Industrialiser la garde institutionnelle. Quatorze établissements régulés suisses offrent désormais des services de custody d'actifs numériques, contre trois en 2020. C'est une base, pas un aboutissement. La concurrence singapourienne et hongkongaise est agressive et structurée.

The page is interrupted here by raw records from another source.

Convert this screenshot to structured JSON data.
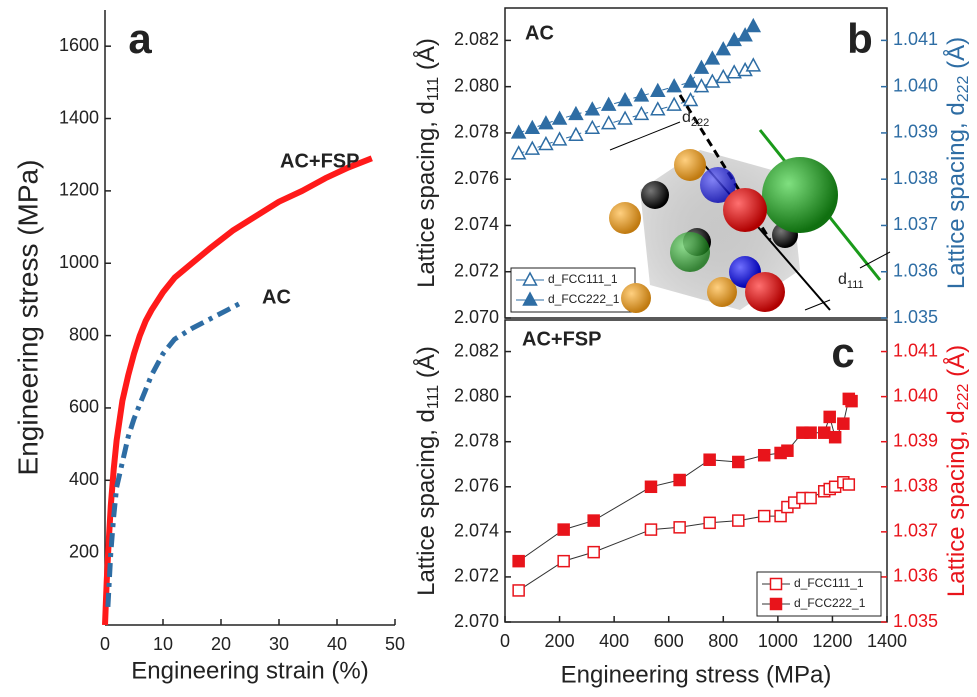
{
  "chart_data": [
    {
      "type": "line",
      "panel_label": "a",
      "frame": "open",
      "xlabel": "Engineering strain (%)",
      "ylabel": "Engineering stress (MPa)",
      "xlim": [
        0,
        50
      ],
      "xticks": [
        0,
        10,
        20,
        30,
        40,
        50
      ],
      "ylim": [
        0,
        1700
      ],
      "yticks": [
        200,
        400,
        600,
        800,
        1000,
        1200,
        1400,
        1600
      ],
      "series": [
        {
          "name": "AC+FSP",
          "color": "#ff1a1a",
          "style": "solid",
          "x": [
            0,
            0.3,
            0.6,
            1,
            1.5,
            2,
            3,
            4,
            5,
            6,
            7,
            8,
            10,
            12,
            15,
            18,
            22,
            26,
            30,
            34,
            38,
            42,
            46
          ],
          "values": [
            0,
            120,
            220,
            330,
            430,
            510,
            620,
            690,
            750,
            800,
            840,
            870,
            920,
            960,
            1000,
            1040,
            1090,
            1130,
            1170,
            1200,
            1235,
            1265,
            1290
          ]
        },
        {
          "name": "AC",
          "color": "#2e6da4",
          "style": "dashdot",
          "x": [
            0.5,
            1,
            1.5,
            2,
            3,
            4,
            5,
            6,
            7,
            8,
            10,
            12,
            15,
            18,
            21,
            24
          ],
          "values": [
            50,
            200,
            300,
            380,
            450,
            520,
            570,
            610,
            650,
            690,
            750,
            790,
            820,
            845,
            870,
            895
          ]
        }
      ]
    },
    {
      "type": "scatter",
      "panel_label": "b",
      "frame": "box",
      "annotation": "AC",
      "legend": "lower left",
      "line_style": "dashed",
      "ylabel": {
        "text": "Lattice spacing, d",
        "sub": "111",
        "unit": " (Å)"
      },
      "y2label": {
        "text": "Lattice spacing, d",
        "sub": "222",
        "unit": " (Å)"
      },
      "inset_labels": [
        {
          "main": "d",
          "sub": "222"
        },
        {
          "main": "d",
          "sub": "111"
        }
      ],
      "xlim": [
        0,
        1400
      ],
      "ylim": [
        2.07,
        2.0834
      ],
      "yticks": [
        {
          "value": 2.07,
          "label": "2.070"
        },
        2.072,
        2.074,
        2.076,
        2.078,
        {
          "value": 2.08,
          "label": "2.080"
        },
        2.082
      ],
      "y2lim": [
        1.035,
        1.0417
      ],
      "y2ticks": [
        1.035,
        1.036,
        1.037,
        1.038,
        1.039,
        {
          "value": 1.04,
          "label": "1.040"
        },
        1.041
      ],
      "series": [
        {
          "name": "d_FCC111_1",
          "color": "#2e6da4",
          "marker": "triangle-open",
          "axis": "y",
          "x": [
            50,
            100,
            150,
            200,
            260,
            320,
            380,
            440,
            500,
            560,
            620,
            680,
            720,
            760,
            800,
            840,
            880,
            910
          ],
          "values": [
            2.0771,
            2.0773,
            2.0775,
            2.0777,
            2.0779,
            2.0782,
            2.0784,
            2.0786,
            2.0788,
            2.079,
            2.0792,
            2.0794,
            2.08,
            2.0802,
            2.0804,
            2.0806,
            2.0807,
            2.0809
          ]
        },
        {
          "name": "d_FCC222_1",
          "color": "#2e6da4",
          "marker": "triangle",
          "axis": "y2",
          "x": [
            50,
            100,
            150,
            200,
            260,
            320,
            380,
            440,
            500,
            560,
            620,
            680,
            720,
            760,
            800,
            840,
            880,
            910
          ],
          "values": [
            1.039,
            1.0391,
            1.0392,
            1.0393,
            1.0394,
            1.0395,
            1.0396,
            1.0397,
            1.0398,
            1.0399,
            1.04,
            1.0401,
            1.0404,
            1.0406,
            1.0408,
            1.041,
            1.0411,
            1.0413
          ]
        }
      ]
    },
    {
      "type": "scatter",
      "panel_label": "c",
      "frame": "box",
      "annotation": "AC+FSP",
      "legend": "lower right",
      "line_style": "solid",
      "xlabel": "Engineering stress (MPa)",
      "ylabel": {
        "text": "Lattice spacing, d",
        "sub": "111",
        "unit": " (Å)"
      },
      "y2label": {
        "text": "Lattice spacing, d",
        "sub": "222",
        "unit": " (Å)"
      },
      "xlim": [
        0,
        1400
      ],
      "xticks": [
        0,
        200,
        400,
        600,
        800,
        1000,
        1200,
        1400
      ],
      "ylim": [
        2.07,
        2.0834
      ],
      "yticks": [
        {
          "value": 2.07,
          "label": "2.070"
        },
        2.072,
        2.074,
        2.076,
        2.078,
        {
          "value": 2.08,
          "label": "2.080"
        },
        2.082
      ],
      "y2lim": [
        1.035,
        1.0417
      ],
      "y2ticks": [
        1.035,
        1.036,
        1.037,
        1.038,
        1.039,
        {
          "value": 1.04,
          "label": "1.040"
        },
        1.041
      ],
      "series": [
        {
          "name": "d_FCC111_1",
          "color": "#e8141b",
          "marker": "square-open",
          "axis": "y",
          "x": [
            50,
            215,
            325,
            535,
            640,
            750,
            855,
            950,
            1010,
            1035,
            1060,
            1090,
            1120,
            1170,
            1190,
            1210,
            1240,
            1260
          ],
          "values": [
            2.0714,
            2.0727,
            2.0731,
            2.0741,
            2.0742,
            2.0744,
            2.0745,
            2.0747,
            2.0747,
            2.0751,
            2.0753,
            2.0755,
            2.0755,
            2.0758,
            2.0759,
            2.076,
            2.0762,
            2.0761
          ]
        },
        {
          "name": "d_FCC222_1",
          "color": "#e8141b",
          "marker": "square",
          "axis": "y2",
          "x": [
            50,
            215,
            325,
            535,
            640,
            750,
            855,
            950,
            1010,
            1035,
            1090,
            1120,
            1170,
            1190,
            1210,
            1240,
            1260,
            1270
          ],
          "values": [
            1.03635,
            1.03705,
            1.03725,
            1.038,
            1.03815,
            1.0386,
            1.03855,
            1.0387,
            1.03875,
            1.0388,
            1.0392,
            1.0392,
            1.0392,
            1.03955,
            1.0391,
            1.0394,
            1.03995,
            1.0399
          ]
        }
      ]
    }
  ]
}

Anticiper le risque post-quantique. La cryptographie asymétrique sur laquelle reposent les blockchains actuelles — ECDSA et RSA en tête — entre dans la fenêtre de migration officielle. Le NIST a publié en novembre 2024 son rapport IR 8547, qui fixe la dépréciation de ces algorithmes à 2030 et leur interdiction complète à 2035 dans les systèmes fédéraux américains. Pour une institution qui tokeniserait massivement ses actifs entre 2026 et 2028, l'horizon de migration tient en quatre à neuf ans, pas en quinze. C'est un sujet que la place suisse, par sa concentration de compétences cryptographiques académiques (EPFL, ETHZ), a vocation à structurer en premier — avant que d'autres ne le fassent à sa place.
La fenêtre est ouverte. Elle n'est pas indéfinie.